Press Glocal Group
The media industry has conventionally been the first port of call for breaking news and stories. However, today’s technology means we’re all content creators and publishers. It’s never been easier to create new videos, spread news via social media, and grow our own audiences.
Now, innovative examples of emerging technologies are changing how we gather and deliver content. Although some of these technologies sound like they’re straight from a sci-fi film, we’ll show you how these ten examples of emerging technologies are being used to transform the content creation and distribution process.
5G & Wi-Fi 6
Super fast, wireless technology is here with 5G data networks ready to enhance phone speed. It’s also poised to help usher in mainstream virtual and augmented reality. We could see data delivered at nearly 10 gigabits per second, making everything from live streaming video to exploring augmented reality a flawless experience. 5G devices are still being developed and rolled out, but carriers from AT&T to Verizon are already competing to be the marketplace leaders of the 5G revolution.
Virtual Reality (VR)
The ultimate level of news interaction? Being right in the center of the action. VR promises to transport the viewer into the middle of an experience to form a better connection to the story. The New York Times VR app is a good example of VR, and its launch was accompanied by sending 1.2 million Google cardboard viewers to subscribers. The all-engrossing VR video experience builds a deeper level of connectedness and empathy with news stories.
While our latest report found that 69% of users are not currently using an ad blocker, according to PageFair, ad blocking could still account for around .8 billion in lost annual revenue. PageFair, Sourcepoint, Secret Media and Admiral have heard the industry’s cry, and are pitching their own technological approaches to publishers hoping to fight off parasitic software. Some of these approaches offer “ad reinsertion” software, while others look to serve different types of ads that fit in better with a user’s experience. Forbes has been testing technology that blocks ad-blocking users from their site entirely, but still offers users and incentive to whitelist their site by promising an “ad-light experience” once they turn off their software.
‘Robot journalism,’ one of the industry’s most controversial examples of emerging technologies, lends a helping hand to journalists, content creators, and publishers by interpreting and analyzing data to produce content. Automated journalism is also used to test headlines, source information, and identify trending stories. The Washington Post has developed Bandito, which provides real-time testing to identify the best performing content and make improvements to stories that don’t quite ‘hit the mark’.
Social Outreach Apps
Content creators can go beyond the usual suspects of Facebook, Twitter, and Instagram to get consumer perspectives. Social outreach apps bring a fresh take on how the media industry engages with its audience.

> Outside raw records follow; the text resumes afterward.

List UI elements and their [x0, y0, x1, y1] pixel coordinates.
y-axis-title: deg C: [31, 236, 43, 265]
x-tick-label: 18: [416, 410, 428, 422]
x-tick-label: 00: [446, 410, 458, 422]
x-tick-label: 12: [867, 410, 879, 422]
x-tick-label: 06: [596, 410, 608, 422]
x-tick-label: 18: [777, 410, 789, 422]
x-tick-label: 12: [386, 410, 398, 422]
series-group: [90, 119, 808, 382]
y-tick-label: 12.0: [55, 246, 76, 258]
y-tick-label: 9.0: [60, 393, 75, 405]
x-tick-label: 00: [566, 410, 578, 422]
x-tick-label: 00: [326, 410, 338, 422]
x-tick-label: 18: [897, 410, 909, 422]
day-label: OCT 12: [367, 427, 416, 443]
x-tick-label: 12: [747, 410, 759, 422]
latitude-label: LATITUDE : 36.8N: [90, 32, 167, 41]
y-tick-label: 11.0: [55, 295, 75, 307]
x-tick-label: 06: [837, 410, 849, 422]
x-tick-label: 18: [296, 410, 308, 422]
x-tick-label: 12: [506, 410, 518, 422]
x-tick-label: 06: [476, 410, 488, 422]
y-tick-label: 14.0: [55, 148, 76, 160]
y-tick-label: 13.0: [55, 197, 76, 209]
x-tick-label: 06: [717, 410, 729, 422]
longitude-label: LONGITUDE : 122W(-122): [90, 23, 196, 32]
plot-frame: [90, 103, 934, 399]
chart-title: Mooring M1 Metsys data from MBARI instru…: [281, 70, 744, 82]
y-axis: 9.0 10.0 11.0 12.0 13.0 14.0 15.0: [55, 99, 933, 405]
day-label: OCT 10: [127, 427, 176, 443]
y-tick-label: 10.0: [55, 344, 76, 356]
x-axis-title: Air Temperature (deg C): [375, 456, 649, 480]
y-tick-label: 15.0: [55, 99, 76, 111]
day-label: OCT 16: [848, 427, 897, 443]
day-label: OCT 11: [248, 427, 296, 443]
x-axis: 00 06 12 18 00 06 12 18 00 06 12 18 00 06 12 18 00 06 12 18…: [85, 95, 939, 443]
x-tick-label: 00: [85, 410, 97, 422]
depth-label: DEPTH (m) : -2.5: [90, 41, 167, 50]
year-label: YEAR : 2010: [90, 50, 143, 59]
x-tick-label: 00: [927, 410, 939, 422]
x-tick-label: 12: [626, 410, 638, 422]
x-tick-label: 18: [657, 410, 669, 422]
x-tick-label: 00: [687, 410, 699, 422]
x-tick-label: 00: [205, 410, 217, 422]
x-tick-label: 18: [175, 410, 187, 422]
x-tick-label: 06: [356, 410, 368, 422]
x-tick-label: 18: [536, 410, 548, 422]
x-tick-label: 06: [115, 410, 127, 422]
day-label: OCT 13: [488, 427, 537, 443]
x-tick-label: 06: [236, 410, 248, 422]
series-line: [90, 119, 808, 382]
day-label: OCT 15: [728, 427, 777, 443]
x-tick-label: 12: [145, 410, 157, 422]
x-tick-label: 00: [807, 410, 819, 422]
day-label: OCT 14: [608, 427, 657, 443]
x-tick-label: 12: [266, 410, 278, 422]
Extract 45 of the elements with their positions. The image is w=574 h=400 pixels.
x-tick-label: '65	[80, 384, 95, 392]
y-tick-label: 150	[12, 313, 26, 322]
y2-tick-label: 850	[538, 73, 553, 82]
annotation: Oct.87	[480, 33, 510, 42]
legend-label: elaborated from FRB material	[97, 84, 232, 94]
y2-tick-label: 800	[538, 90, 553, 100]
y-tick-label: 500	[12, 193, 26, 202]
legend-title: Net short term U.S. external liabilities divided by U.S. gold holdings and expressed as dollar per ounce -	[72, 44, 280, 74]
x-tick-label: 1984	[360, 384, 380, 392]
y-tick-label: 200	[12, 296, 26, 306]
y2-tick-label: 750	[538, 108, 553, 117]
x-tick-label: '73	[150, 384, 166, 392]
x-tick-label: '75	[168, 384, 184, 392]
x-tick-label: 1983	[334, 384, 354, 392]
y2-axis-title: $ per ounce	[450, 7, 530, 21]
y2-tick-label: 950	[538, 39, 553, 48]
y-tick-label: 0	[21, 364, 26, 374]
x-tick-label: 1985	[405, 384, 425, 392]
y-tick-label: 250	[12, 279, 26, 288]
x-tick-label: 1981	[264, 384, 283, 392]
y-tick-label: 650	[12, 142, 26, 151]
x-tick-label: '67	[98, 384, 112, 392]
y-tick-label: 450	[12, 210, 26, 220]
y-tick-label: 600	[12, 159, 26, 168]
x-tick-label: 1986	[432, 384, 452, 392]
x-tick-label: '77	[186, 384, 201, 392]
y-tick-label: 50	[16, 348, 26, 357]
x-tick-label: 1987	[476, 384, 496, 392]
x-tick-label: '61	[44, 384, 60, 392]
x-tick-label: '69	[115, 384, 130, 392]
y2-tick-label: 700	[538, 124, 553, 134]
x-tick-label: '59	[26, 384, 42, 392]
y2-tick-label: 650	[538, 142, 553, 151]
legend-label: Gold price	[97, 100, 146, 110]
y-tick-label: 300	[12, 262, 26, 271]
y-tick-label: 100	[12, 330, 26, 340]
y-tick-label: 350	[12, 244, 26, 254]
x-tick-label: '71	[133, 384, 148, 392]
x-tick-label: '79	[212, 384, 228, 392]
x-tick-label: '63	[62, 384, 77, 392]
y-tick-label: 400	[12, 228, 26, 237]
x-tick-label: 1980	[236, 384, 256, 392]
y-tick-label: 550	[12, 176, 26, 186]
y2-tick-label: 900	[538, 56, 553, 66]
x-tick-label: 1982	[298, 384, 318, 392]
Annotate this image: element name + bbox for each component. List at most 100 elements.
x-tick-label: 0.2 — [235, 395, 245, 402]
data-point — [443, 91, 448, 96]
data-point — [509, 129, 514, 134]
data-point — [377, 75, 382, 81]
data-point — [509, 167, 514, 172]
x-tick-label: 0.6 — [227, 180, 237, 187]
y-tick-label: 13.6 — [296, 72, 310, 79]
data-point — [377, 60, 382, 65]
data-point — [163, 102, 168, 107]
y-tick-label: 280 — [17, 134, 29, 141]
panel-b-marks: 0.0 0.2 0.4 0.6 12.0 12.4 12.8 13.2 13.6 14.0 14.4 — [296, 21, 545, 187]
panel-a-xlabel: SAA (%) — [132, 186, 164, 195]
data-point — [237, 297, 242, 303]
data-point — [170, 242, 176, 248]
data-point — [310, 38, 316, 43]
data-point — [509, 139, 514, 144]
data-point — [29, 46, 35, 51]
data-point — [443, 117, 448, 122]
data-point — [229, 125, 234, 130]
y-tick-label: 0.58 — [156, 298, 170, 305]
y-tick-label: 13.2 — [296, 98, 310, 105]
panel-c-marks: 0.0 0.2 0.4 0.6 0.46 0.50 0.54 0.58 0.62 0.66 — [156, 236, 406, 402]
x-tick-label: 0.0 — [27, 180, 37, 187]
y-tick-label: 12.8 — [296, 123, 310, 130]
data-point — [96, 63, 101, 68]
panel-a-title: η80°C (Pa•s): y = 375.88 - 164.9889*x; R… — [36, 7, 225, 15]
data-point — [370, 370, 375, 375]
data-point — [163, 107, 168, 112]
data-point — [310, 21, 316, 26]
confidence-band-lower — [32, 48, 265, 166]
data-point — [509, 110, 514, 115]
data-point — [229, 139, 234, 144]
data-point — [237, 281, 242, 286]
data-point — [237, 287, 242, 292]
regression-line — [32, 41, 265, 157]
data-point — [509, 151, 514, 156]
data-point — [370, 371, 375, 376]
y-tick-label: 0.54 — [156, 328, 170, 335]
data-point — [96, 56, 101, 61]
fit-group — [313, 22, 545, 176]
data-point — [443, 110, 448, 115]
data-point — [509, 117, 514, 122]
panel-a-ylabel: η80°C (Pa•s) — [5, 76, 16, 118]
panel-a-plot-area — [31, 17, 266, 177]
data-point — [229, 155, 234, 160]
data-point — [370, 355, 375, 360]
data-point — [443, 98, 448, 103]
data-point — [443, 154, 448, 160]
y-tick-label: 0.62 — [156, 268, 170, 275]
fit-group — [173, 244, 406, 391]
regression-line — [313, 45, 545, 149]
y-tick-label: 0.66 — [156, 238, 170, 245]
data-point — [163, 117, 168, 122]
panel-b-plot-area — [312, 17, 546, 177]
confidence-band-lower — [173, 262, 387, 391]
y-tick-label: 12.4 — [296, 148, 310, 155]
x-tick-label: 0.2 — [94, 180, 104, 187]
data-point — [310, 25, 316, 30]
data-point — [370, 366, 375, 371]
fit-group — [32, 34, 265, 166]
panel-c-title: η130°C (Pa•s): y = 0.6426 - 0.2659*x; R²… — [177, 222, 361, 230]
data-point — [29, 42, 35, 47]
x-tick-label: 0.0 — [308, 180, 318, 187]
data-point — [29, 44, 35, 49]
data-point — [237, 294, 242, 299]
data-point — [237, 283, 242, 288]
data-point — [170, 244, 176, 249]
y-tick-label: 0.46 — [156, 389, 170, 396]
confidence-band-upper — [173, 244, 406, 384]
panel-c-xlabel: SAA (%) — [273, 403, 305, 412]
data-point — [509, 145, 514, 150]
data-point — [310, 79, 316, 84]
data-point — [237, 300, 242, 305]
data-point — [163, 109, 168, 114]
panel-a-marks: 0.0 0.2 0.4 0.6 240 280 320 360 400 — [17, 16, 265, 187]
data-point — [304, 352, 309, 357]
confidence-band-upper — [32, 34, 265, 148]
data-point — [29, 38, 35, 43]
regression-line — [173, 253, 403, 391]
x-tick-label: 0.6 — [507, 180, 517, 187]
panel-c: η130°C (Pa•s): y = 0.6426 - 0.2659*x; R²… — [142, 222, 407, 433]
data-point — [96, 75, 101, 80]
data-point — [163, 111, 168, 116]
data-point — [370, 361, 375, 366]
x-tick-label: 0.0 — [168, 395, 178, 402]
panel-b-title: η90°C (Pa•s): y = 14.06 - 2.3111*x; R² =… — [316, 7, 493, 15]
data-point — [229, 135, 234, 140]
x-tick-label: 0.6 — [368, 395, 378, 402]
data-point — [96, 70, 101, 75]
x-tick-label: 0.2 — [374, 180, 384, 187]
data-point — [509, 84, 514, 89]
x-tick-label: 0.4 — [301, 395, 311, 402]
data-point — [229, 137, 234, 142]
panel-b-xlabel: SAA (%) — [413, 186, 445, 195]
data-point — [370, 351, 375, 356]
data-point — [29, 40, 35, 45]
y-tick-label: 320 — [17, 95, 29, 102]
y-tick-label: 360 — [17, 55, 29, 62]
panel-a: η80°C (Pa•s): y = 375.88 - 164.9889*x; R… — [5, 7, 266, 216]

Q&A allows anyone to provide video answers to questions, which enables journalists to get authentic video interviews from as many people as possible, without being physically present.
Death of the Cookie
Google sent shockwaves through the industry when it announced it will block third-party cookies in Chrome browsers within the next two years. Although advertisers are panicking, content publishers are thrilled to hear they will hold that coveted, first-party data. The move could impact immediate revenue from publishers relying on advertising income, but will reimagine what’s possible with first-party data and fostering direct relationships.
Data Scrollytelling / Visualization
Text with visuals is the perfect marriage to satisfy an increasingly mobile audience. Presenting data in interactive and bite-sized chunks is key to engagement. Scrolling is the new clicking, so transitioning between different multimedia data sources should be effortless. ‘Scrollytelling’ is a visualization tool that reveals more data as the user scrolls down the page. A great example of interactive data journalism is The Dawn Wall by The New York Times, which charted one of the most difficult free climbs in the world.
The world is no stranger the Internet of Things (IoT) turning our homes into smart hubs with voice supported technology. However, Business Insider Intelligence forecasts there will be more than 64 billion IoT devices installed globally by 2026. They also predict consumers spending nearly $15 trillion on IoT devices, solutions, and supporting systems. The new era ushers in new opportunities increased productivity, and a reduction of operating costs. And beyond basic voice-driven functionality, emerging IoT devices are also increasingly focused on immerse experiences with visual components.
Wearable technology is changing the way consumer’s access content. The Apple Watch makes getting the latest news as easy as telling the time. Wearable journalism is ideal for quick updates until viewers have the time to get the full story. From clothing to contact lenses, wearable journalism presents the opportunity to deliver content in trimmed-down formats without losing the essence of the story.
Video Creation Technology
Video may be the king of content for media brands, but publishing enough videos to satisfy viewers is no easy task. The best way to help your team supply the ever-growing demand for video? Investing in video creation technology – whether that means using an online platform like the Wibbitz Studio, or leveraging a video API solution. Our automated video creation solutions and online video editor makes the process quick and easy for anyone on your team.
These examples of emerging technologies demonstrate the advances that are radically changing the media industry. They’re worth investigating to find out how they can improve your content creation and distribution processes. Who knows, after you’ve adopted some of these technologies, you might wonder how you ever coped without them.